The International Monetary Fund (IMF) forecasts estimated GDP reductions between -7.5% and -12% in Europe for 2020. The consulting firm Avascent, specializing in aerospace and defense sectors, projects overall cuts in the European defense budgets in the range of 21 and 56 billion euro. It is easy to imagine that the biggest cuts will be recorded in the most affected countries, with Italy topping the list. In fact, these would be cuts between two and five times greater than those recorded for European military reallocations following the 2008 financial crisis.
Cutting military spending, especially related to the purchase of new vehicles and armaments, might boomerang for counties with major industries in the aerospace and defense sectors, as is the case for many European economic powers. Cutting armed forces acquisitions would lead to thousands of job losses which, in turn, would require state unemployment benefits with associated costs higher than funds saved by reduced military spending.
Indeed, the coronavirus crisis that is devastating entire tourism and transport sectors, including cruises and airlines, with repercussions on aeronautics and shipbuilding industries.
It is easy to predict that in the coming years not many cruise ships, ferry boats or airliners will be purchased.
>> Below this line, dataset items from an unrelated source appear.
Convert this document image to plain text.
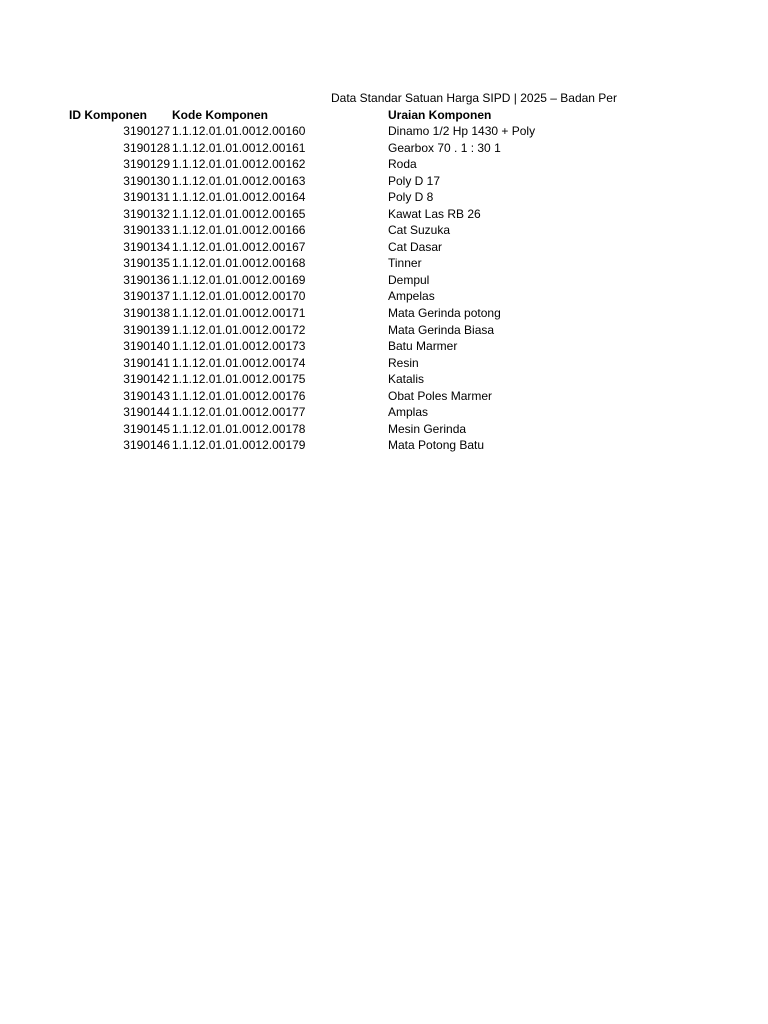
Data Standar Satuan Harga SIPD | 2025 – Badan Per
ID Komponen Kode Komponen	Uraian Komponen
3190127 1.1.12.01.01.0012.00160	Dinamo 1/2 Hp 1430 + Poly
3190128 1.1.12.01.01.0012.00161	Gearbox 70 . 1 : 30 1
3190129 1.1.12.01.01.0012.00162	Roda
3190130 1.1.12.01.01.0012.00163	Poly D 17
3190131 1.1.12.01.01.0012.00164	Poly D 8
3190132 1.1.12.01.01.0012.00165	Kawat Las RB 26
3190133 1.1.12.01.01.0012.00166	Cat Suzuka
3190134 1.1.12.01.01.0012.00167	Cat Dasar
3190135 1.1.12.01.01.0012.00168	Tinner
3190136 1.1.12.01.01.0012.00169	Dempul
3190137 1.1.12.01.01.0012.00170	Ampelas
3190138 1.1.12.01.01.0012.00171	Mata Gerinda potong
3190139 1.1.12.01.01.0012.00172	Mata Gerinda Biasa
3190140 1.1.12.01.01.0012.00173	Batu Marmer
3190141 1.1.12.01.01.0012.00174	Resin
3190142 1.1.12.01.01.0012.00175	Katalis
3190143 1.1.12.01.01.0012.00176	Obat Poles Marmer
3190144 1.1.12.01.01.0012.00177	Amplas
3190145 1.1.12.01.01.0012.00178	Mesin Gerinda
3190146 1.1.12.01.01.0012.00179	Mata Potong Batu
This is why maintaining allied jobs in small and medium-sized companies (as suppliers and subcontractors) will mean shifting to dependence on military contracts with national armed forces and foreign clients for building warships, helicopters, fighter planes as well as for providing training and transportation.
A world in economic crisis will perhaps see a slowdown in globalization. Yet, it means that markets may be wilder and more unbridled than ever before. It is, therefore, better not to reduce the ability to defend oneself and to protect national interests under such circumstances.